Traduction: Olivier Lannuzel
« Dans un mois et cinq jours, elle bénéficiera d’une libération conditionnelle, au titre de l’article 59 du Code pénal.
Quand elle est entrée dans ce complexe, Bruna avait vingt-six ans. Quand elle en sortira, elle en aura trente-huit. L’âge où débute la crise du milieu de la vie, où les hommes s’achètent des coupés rouges et les femmes se ruent sur le yoga et la pilates. L’âge où les hommes commencent à tromper leur femme, et où les femmes se demandent si elles n’ont pas commis une erreur quand elles ont lié leur destin à cet âne égoïste et bedonnant avachi sur le canapé. Quand elle sortira d’ici, Bruna n’aura pas à subir ces désagréments. Elle a été mariée une fois, mais elle ne l’est plus. Elle ne l’est plus et croit profondément qu’elle ne le sera plus jamais.
Bruna travaille à la prison comme cuisinière. »
Les présentations sont faites, Bruna est emprisonnée pour meurtre avec préméditation. Le milieu carcéral féminin est rarement évoqué, tout y est réglé à l’avance, les tâches de Bruna sont les mêmes de jour en jour, elle cuisine pour les détenues. Ce fonctionnement libère son esprit, et lui permet de reprendre le fil de son histoire dans sa tête. De reprendre depuis le début jusqu’à son incarcération.
Ces passages nous ramènent au début des années 2000, à Split sur la côte dalmate. Bruna et Frane, un jeune marin, sont amoureux, se marient. Ils finissent par emménager dans l’appartement au-dessus d’Anka Šarić, mère de Frane.
Doucement, insidieusement, un enfer quotidien, familial, pavé de petits riens, se met en place entre Bruna et Anka ; Frane lui, navigue pendant de longues périodes. Cette grisaille entre belle-mère et belle-fille se transforme en une lutte pour déterminer qui des deux a le pouvoir.
On sait à peu près tout dès le début, la quatrième de couverture est assez révélatrice. On sait qui a tué et qui est mort, rapidement on va savoir comment. « La femme du deuxième étage » n’est pas du tout un whodunit, on n’y trouve pas de mafias ou de tueur en série, pas plus que des rebondissements à chaque fin de chapitre, à peine une enquête.

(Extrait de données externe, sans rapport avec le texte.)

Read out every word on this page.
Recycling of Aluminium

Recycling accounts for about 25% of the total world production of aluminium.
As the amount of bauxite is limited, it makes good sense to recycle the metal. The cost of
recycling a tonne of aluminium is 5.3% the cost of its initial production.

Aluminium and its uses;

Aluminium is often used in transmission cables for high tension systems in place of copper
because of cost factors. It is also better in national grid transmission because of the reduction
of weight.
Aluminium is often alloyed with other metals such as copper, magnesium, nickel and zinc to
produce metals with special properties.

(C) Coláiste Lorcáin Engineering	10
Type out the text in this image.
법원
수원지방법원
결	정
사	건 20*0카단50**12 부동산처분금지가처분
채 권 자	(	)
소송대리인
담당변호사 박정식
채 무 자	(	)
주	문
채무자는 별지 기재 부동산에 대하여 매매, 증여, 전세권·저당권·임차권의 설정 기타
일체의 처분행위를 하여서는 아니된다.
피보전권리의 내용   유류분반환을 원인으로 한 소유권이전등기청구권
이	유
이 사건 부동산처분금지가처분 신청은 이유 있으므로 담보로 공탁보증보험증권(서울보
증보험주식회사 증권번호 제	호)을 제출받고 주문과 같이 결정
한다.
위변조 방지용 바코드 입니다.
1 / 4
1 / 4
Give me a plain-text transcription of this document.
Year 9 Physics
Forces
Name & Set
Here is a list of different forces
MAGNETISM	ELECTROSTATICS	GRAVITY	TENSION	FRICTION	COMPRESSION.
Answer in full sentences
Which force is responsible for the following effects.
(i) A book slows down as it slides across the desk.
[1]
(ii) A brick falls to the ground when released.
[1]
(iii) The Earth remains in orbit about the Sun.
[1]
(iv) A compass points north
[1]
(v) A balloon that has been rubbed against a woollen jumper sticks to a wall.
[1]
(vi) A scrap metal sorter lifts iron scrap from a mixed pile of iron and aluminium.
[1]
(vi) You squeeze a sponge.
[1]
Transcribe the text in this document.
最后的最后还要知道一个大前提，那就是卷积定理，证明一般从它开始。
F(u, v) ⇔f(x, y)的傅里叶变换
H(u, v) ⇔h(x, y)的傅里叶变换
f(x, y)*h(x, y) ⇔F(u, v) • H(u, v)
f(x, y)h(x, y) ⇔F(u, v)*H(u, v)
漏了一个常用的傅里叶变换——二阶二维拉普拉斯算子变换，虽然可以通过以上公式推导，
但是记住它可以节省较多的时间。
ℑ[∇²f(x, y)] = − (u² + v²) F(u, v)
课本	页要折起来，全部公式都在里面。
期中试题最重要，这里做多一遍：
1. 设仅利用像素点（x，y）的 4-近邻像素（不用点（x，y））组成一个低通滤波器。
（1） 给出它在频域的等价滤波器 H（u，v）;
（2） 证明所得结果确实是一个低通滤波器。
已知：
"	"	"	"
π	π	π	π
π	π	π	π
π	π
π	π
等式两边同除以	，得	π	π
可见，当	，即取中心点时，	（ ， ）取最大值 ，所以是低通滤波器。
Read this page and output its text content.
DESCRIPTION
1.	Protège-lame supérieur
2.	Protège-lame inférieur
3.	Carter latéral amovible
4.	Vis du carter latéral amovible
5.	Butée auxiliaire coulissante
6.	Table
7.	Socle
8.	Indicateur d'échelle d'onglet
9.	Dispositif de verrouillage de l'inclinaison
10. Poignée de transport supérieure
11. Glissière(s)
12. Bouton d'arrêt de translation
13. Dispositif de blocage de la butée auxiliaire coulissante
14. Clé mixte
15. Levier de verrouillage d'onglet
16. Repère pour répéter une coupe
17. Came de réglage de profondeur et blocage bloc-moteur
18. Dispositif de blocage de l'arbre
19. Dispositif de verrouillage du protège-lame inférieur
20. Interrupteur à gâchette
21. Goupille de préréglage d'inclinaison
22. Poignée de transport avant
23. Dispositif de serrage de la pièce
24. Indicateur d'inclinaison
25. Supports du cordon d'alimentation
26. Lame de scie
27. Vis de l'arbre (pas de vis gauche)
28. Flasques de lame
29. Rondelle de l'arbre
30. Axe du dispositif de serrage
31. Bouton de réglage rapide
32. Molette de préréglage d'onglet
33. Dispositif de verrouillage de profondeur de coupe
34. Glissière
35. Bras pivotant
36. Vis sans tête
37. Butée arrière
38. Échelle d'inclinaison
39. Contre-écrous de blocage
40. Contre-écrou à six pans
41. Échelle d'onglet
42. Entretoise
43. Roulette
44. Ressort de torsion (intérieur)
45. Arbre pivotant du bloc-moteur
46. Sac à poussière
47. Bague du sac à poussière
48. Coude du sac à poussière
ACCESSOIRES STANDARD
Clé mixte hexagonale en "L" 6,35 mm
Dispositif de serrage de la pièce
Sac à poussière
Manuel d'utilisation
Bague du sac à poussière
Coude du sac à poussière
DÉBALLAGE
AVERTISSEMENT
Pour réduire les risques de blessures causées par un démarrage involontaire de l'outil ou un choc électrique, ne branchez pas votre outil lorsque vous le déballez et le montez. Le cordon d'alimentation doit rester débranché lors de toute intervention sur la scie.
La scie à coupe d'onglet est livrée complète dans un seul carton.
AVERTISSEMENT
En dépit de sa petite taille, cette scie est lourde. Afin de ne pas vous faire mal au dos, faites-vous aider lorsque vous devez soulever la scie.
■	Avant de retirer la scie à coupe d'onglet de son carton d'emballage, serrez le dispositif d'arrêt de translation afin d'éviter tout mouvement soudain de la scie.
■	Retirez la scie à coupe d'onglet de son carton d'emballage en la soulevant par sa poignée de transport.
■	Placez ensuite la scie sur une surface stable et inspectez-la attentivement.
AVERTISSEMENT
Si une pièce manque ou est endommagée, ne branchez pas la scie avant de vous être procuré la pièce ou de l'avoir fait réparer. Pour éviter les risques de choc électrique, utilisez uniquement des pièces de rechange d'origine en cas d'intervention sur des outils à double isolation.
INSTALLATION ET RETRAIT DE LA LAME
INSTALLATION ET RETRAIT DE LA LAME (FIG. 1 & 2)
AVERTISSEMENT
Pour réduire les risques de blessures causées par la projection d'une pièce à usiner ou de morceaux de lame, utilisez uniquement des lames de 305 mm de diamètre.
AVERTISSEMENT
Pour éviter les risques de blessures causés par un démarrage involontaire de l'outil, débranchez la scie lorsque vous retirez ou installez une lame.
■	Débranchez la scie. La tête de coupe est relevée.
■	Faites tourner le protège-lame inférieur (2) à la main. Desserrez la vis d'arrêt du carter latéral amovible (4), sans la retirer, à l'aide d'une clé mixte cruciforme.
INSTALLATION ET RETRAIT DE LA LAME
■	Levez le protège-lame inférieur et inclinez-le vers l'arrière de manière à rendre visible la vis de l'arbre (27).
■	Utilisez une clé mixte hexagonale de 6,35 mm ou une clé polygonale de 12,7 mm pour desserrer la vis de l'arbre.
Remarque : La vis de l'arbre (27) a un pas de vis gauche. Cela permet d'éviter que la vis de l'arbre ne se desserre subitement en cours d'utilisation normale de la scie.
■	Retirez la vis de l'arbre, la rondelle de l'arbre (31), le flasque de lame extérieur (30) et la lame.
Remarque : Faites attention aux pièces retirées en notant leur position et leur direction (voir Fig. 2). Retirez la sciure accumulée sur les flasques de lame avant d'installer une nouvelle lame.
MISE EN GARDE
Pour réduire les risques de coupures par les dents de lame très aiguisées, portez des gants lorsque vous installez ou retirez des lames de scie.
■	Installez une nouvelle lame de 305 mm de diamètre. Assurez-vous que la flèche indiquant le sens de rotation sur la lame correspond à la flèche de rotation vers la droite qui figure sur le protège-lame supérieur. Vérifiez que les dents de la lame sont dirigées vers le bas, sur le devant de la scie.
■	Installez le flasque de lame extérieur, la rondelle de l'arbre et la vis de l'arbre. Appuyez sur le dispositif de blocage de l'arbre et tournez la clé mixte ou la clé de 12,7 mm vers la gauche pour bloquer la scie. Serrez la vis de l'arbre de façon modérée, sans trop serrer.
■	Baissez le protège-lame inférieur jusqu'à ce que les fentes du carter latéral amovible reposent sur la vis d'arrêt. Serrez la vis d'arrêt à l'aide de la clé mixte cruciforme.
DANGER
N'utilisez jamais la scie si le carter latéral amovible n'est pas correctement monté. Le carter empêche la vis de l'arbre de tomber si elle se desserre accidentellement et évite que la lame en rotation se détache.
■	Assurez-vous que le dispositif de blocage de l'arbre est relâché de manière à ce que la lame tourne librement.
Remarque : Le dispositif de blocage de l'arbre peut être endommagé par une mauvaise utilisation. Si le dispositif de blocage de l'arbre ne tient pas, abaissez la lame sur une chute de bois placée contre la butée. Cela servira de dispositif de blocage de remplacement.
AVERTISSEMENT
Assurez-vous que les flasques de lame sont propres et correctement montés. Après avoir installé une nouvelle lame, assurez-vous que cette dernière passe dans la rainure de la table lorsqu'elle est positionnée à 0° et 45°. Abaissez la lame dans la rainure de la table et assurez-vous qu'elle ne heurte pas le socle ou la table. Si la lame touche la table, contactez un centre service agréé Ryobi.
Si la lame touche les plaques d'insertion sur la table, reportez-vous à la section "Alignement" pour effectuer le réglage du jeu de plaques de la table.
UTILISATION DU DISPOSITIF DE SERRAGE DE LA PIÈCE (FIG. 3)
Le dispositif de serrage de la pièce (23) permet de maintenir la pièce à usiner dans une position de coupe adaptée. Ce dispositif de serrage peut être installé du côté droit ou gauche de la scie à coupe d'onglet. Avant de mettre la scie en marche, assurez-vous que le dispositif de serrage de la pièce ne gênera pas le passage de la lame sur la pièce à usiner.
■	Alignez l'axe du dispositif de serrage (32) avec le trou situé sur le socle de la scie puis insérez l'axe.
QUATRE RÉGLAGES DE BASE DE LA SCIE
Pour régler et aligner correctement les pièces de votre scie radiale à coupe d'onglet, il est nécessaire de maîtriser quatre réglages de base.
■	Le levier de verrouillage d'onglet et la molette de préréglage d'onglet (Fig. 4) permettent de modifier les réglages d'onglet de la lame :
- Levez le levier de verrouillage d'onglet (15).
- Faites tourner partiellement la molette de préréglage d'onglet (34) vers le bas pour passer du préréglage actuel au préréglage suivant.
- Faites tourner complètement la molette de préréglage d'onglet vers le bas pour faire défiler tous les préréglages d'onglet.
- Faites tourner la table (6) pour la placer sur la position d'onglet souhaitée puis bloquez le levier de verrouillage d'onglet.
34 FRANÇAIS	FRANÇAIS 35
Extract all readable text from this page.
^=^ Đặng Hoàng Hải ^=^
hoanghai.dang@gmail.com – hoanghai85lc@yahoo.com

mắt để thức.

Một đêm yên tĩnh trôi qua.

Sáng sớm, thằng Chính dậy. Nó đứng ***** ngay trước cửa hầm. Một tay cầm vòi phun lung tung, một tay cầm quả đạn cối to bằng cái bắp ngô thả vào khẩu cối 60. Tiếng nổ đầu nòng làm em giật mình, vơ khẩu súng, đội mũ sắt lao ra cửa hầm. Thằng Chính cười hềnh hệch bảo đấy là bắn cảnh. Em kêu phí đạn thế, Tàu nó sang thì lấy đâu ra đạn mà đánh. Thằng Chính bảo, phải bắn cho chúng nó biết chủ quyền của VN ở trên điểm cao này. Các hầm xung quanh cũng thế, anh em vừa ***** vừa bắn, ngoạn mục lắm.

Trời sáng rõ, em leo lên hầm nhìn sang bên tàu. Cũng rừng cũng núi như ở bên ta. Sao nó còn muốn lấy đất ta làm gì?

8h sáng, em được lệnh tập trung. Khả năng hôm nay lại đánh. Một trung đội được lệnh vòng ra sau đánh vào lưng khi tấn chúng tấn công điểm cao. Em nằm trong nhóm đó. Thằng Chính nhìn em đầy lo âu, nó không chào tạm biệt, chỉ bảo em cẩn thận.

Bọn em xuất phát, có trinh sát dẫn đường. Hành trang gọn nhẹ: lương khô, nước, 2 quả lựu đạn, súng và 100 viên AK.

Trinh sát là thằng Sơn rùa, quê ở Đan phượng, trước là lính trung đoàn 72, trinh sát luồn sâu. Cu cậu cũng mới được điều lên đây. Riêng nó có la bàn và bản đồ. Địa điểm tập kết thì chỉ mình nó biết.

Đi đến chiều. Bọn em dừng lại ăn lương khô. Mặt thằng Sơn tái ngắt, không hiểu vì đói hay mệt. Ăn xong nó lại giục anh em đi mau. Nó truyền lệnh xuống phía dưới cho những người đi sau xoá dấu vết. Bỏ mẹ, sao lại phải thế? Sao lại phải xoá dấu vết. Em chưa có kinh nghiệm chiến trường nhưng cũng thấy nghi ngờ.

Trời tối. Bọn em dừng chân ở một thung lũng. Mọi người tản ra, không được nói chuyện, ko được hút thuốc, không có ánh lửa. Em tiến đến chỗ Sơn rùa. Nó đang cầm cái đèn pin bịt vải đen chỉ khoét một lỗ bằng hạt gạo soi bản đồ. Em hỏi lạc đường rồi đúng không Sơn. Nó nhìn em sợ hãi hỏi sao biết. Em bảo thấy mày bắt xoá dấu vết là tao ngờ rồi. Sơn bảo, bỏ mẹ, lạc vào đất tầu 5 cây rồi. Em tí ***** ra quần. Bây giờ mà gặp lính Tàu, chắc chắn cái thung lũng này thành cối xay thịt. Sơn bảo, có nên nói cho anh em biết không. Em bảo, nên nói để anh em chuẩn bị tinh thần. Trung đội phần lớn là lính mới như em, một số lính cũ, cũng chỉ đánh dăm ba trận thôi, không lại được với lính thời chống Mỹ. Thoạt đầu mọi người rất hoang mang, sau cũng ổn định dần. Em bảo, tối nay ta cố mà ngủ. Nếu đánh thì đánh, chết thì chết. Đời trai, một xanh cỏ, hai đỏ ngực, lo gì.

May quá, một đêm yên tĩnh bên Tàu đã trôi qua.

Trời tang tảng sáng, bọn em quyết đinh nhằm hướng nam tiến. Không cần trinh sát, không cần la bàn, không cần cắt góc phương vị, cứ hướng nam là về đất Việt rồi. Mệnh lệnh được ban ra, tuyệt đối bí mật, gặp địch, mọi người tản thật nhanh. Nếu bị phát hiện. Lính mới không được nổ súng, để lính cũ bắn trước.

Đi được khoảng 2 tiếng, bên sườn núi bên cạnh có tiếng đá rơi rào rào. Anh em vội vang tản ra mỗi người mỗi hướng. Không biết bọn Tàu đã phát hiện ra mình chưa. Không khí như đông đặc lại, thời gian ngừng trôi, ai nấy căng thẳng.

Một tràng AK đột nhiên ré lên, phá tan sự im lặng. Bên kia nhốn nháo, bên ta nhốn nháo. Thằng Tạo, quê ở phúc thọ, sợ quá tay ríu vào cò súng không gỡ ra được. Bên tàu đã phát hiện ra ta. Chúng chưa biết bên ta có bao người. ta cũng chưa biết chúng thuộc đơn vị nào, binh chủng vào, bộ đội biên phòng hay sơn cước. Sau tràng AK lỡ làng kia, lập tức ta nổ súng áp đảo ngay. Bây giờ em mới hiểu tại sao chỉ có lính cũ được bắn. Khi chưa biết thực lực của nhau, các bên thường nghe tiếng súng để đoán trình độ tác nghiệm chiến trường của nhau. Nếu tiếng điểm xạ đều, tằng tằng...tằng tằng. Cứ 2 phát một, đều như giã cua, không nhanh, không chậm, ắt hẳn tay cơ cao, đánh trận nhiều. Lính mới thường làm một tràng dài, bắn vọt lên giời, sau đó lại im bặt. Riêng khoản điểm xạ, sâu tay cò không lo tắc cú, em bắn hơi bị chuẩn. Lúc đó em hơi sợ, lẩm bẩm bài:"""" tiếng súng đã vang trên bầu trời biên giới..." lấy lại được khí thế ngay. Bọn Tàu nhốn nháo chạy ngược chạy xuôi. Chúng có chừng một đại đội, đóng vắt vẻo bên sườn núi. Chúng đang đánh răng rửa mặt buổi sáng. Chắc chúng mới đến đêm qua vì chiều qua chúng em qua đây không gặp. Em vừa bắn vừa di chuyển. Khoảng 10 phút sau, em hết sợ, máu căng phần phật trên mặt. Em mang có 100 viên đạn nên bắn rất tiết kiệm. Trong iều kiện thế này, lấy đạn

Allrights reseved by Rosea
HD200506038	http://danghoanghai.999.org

Alors qu’est-ce qui rend ce roman sombrement addictif ?
Tout le roman tient sur cette simple et unique question : pourquoi ? Pourquoi Bruna a tué et se trouve t-elle dans une prison loin de la côte adriatique, à Požega, sur le versant est de ce pays à la géographie si particulière?
« Elle remonta dans sa voiture et rentra à la maison. Elle grimpa à l’étage en douce, sans un bruit, pour ne pas attirer l’attention d’Anka. La maison des Šarić était grande, sombre et glacée, comme un château endormi. Elle s’allongea dans les draps froids, à l’écoute de la nuit noire. Un malaise indéfinissable l’empêcha de dormir.
Le lendemain, de retour du travail, elle se changea, enfila un jogging et descendit comme d’habitude déjeuner avec Anka. »
En plus d’être un roman sur la violence ordinaire, intrafamiliale, La femme du deuxième étage est également un roman sur la vieillesse, la maladie, le handicap, la dépendance, et le poids pesant lourd sur les épaules des aidants.
Les descriptions sont âpres et méticuleuses, sans être longues ; le vocabulaire y est précis. Lors des nombreux flash-backs, Jurica Pavičić cherche des prémonitions, des signes avant-coureurs de la catastrophe annoncée, de la véritable tragédie qui couve. Il fait preuve d’une rare empathie envers son héroïne qui m’a rappelé certaines nouvelles de Stefan Zweig. Jamais il ne juge Bruna, il reste toujours d’une objectivité sans faille, si bien qu’un doute subsiste, s’agit-il vraiment d’un assassinat ?
Ce qu’on avait entrevu dans L’eau rouge se confirme ici, à partir d’un fait divers familial Jurica Pavičić bâtit à nouveau une histoire solide.
NicoTag
La Croatie a de bons écrivains, et également de bons musiciens. Les Bambi Molesters se joignent à Chris Eckman, et fondent ensemble The Strange.